Cette pratique des offrandes liées à une intention de prière, qui n'existe dans aucune autre Eglise chrétienne n'étant pas sans équivoque quant au visage évangélique de l'Eglise, nous souhaitons que soit étudiée la meilleure manière d'en faire disparaître l'usage, en développant les autres moyens de ressources.

                9124- Les dons et legs

Selon le droit, on veillera à ce que la volonté des donateurs soit respectée. Si le droit civil français ne reconnait pas la personnalité juridique des paroisses, celles-ci, selon le droit canonique, peuvent posséder des biens.
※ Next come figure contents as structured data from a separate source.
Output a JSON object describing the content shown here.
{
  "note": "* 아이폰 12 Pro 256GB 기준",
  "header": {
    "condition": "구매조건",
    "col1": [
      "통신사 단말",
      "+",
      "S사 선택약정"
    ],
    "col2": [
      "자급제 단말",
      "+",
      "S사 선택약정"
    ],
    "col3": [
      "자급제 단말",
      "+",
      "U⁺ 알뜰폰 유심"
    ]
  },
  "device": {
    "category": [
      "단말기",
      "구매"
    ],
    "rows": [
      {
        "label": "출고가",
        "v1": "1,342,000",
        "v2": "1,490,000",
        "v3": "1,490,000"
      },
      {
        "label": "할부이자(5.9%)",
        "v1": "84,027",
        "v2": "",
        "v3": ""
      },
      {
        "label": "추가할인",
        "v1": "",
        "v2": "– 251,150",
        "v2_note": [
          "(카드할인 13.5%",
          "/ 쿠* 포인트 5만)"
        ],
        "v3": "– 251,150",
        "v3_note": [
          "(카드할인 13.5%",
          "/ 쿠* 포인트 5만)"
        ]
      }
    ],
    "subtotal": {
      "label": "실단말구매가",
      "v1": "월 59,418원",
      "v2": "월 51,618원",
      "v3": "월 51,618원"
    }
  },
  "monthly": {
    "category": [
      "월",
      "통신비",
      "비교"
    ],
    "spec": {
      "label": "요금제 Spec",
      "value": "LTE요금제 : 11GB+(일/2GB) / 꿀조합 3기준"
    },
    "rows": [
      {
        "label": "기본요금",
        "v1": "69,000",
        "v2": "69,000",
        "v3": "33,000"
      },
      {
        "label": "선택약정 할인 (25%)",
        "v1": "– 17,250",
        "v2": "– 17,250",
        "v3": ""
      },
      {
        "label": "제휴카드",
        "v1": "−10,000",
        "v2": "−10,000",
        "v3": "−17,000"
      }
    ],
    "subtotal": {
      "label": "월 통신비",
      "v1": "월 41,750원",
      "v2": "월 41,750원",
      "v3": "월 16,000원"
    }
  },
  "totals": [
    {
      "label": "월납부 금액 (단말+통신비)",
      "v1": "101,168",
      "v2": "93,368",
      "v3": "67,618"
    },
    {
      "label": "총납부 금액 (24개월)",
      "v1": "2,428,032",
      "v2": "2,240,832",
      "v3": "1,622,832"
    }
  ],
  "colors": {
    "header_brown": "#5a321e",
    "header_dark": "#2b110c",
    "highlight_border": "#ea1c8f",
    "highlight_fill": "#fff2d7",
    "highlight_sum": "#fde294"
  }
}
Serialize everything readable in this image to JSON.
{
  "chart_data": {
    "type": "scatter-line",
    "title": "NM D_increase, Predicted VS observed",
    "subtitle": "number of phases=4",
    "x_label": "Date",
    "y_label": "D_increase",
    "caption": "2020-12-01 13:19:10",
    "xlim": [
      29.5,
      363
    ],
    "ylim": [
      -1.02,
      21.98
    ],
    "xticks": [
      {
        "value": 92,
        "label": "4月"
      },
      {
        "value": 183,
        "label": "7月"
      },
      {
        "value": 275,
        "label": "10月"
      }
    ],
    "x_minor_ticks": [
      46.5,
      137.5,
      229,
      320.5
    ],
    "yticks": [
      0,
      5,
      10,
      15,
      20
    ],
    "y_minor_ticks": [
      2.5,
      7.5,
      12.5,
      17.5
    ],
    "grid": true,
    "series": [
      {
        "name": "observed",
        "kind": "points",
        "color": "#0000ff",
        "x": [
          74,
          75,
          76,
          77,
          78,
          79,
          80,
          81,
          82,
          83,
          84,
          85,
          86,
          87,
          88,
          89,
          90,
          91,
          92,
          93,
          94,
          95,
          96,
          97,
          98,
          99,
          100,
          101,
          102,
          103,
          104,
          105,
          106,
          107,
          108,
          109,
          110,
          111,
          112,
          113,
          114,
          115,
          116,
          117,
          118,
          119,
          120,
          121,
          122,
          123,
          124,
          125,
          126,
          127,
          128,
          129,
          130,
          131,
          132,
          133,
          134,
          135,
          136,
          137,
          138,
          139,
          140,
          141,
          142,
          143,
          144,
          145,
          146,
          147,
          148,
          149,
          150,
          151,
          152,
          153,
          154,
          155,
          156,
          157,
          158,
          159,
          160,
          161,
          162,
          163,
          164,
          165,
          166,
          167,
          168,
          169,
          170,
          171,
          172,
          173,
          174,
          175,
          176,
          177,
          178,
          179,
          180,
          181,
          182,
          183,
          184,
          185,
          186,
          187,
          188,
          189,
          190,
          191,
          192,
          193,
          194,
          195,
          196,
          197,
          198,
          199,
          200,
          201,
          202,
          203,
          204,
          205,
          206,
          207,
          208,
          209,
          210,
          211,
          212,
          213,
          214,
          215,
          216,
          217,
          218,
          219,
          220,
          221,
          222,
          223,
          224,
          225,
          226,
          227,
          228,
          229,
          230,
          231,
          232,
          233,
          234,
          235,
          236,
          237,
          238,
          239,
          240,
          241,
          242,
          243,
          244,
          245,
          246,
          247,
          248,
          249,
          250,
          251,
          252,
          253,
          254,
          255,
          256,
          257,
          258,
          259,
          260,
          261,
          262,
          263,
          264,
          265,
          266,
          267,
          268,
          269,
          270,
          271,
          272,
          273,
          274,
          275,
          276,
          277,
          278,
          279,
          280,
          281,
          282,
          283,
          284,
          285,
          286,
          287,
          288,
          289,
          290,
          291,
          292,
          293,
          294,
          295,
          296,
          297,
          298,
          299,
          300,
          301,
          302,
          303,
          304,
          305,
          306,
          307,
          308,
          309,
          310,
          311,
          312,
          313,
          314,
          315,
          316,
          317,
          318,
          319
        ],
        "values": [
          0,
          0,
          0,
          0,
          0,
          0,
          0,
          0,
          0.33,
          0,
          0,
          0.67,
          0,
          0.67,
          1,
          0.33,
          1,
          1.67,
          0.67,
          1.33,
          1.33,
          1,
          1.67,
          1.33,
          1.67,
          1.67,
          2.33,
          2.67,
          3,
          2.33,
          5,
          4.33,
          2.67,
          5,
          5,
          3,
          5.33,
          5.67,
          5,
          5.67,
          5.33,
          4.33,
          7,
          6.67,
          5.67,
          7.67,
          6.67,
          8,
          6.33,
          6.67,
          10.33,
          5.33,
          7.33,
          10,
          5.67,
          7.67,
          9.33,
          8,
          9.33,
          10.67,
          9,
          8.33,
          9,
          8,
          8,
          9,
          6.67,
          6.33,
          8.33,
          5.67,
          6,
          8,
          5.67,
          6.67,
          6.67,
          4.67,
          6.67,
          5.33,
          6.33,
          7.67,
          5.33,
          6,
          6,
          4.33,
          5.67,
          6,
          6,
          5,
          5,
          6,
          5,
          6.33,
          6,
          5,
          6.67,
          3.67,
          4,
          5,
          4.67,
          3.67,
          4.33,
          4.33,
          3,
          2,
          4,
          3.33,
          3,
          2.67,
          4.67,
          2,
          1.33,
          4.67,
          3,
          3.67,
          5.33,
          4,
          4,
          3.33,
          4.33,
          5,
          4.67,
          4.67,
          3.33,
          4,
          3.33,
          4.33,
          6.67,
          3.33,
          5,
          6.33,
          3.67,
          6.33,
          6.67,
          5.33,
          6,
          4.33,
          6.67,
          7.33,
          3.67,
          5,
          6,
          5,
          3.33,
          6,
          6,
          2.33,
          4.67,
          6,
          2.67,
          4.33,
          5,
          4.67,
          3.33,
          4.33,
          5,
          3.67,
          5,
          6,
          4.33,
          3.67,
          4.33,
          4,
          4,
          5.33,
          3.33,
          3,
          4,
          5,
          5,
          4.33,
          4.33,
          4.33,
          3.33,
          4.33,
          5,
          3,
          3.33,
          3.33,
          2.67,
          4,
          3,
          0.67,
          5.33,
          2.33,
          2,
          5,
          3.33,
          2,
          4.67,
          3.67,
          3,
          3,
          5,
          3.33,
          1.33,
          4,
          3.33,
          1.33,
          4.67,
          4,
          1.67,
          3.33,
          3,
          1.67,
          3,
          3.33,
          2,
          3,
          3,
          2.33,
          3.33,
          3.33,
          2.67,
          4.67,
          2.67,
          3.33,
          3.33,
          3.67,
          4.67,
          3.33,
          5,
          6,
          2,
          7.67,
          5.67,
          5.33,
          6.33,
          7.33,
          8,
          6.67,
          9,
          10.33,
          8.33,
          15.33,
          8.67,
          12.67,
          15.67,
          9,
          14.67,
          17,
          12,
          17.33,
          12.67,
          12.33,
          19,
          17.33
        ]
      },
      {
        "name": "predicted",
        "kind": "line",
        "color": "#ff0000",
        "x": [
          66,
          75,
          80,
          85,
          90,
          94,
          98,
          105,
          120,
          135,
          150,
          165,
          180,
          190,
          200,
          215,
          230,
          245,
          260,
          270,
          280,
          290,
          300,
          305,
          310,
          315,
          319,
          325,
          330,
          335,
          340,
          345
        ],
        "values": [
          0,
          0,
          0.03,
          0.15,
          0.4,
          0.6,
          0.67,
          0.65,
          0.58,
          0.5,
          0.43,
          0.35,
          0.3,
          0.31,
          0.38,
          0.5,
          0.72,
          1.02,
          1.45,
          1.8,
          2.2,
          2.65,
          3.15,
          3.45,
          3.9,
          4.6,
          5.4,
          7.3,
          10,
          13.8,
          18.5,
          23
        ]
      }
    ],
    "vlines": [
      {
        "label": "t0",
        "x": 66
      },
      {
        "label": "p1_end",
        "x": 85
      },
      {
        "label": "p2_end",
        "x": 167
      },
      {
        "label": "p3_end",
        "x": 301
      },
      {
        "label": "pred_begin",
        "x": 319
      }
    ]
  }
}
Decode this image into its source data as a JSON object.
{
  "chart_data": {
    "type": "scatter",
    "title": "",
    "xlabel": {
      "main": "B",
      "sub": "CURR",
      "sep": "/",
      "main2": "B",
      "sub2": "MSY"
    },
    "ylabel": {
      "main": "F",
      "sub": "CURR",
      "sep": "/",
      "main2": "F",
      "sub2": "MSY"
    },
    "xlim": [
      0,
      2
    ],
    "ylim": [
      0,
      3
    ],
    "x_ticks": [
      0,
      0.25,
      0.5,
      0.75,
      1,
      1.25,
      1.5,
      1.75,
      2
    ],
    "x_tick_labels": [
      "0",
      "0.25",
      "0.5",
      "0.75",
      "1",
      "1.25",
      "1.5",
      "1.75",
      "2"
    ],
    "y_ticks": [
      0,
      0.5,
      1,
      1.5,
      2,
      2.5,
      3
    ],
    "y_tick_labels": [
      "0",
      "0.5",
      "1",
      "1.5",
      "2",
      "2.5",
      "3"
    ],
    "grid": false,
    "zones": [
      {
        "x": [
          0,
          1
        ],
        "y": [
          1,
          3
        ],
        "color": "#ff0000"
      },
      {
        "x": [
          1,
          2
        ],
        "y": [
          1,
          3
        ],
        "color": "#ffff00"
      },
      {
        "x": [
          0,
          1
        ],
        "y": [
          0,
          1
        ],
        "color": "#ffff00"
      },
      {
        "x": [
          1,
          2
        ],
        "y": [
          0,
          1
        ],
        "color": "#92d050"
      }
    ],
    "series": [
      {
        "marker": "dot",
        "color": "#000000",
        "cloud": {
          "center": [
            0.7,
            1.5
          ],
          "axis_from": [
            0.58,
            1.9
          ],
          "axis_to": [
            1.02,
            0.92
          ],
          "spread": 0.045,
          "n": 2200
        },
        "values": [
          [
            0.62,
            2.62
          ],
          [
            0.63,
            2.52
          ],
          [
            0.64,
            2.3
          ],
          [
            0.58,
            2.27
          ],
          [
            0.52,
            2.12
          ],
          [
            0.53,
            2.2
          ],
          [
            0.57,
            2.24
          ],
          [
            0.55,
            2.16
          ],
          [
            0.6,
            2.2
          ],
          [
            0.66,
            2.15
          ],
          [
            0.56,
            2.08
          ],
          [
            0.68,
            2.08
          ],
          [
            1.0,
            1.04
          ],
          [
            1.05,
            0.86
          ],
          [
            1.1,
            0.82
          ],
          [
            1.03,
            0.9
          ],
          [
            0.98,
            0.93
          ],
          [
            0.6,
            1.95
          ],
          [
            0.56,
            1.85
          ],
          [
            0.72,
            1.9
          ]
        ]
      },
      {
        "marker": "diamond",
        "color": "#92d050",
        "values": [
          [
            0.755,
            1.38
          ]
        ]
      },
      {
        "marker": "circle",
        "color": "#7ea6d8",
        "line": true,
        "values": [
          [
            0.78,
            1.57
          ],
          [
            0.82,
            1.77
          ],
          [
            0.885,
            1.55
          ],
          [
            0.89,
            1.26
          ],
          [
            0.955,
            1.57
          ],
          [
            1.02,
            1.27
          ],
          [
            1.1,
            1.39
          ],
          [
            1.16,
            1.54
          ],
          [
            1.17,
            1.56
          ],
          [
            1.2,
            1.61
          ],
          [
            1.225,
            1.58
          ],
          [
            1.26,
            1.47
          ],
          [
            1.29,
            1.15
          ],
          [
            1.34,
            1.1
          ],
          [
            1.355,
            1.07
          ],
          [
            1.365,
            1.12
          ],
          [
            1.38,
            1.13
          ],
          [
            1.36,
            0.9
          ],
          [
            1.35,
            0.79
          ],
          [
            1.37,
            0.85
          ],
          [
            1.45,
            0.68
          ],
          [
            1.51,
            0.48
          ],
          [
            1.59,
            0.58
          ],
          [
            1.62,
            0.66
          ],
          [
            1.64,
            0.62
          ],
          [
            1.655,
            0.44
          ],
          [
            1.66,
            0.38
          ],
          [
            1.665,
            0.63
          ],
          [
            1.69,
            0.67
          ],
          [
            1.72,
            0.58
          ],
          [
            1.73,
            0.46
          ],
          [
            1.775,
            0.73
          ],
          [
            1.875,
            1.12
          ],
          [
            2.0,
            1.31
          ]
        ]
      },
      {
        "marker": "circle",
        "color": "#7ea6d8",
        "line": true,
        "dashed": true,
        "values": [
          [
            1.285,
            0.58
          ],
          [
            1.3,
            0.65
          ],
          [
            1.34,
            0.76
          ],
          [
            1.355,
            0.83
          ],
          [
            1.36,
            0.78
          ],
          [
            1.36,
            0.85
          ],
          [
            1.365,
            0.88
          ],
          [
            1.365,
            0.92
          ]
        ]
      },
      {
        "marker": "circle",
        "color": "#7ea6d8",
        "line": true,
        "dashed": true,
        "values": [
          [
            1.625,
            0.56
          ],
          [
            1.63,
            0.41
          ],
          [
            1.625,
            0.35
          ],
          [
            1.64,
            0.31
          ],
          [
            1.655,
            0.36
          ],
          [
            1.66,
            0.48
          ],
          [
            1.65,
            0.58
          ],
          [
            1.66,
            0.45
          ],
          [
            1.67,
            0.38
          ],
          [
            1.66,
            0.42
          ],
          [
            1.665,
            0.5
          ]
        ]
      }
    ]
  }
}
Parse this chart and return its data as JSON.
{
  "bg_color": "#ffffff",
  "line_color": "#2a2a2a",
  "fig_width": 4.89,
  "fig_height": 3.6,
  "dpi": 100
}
                9125- Les produits financiers

Ils sont procurés par les placements temporairement effectués dans le cadre d'une saine gestion.


92- "LES AFFAIRES ECONOMIQUES"

Il s'agit de tout ce qui concerne l'administration et la gestion comptable des biens, des ressources, des dépenses.

        921- Un esprit : la solidarité et la coresponsabilité

L'administration et la gestion des affaires économiques constituent un moyen de vivre la solidarité entre les différentes instances ecclésiales ; chacune s'estime responsable de l'ensemble et peut compter sur le soutien effectif des autres. La mise en commun de ressources au niveau du diocèse, en vue d'assurer certaines charges, réalise ce principe de solidarité. Celle-ci s'opère également par des péréquations au niveau du secteur et de la zone, par un soutien entre des mouvements, etc.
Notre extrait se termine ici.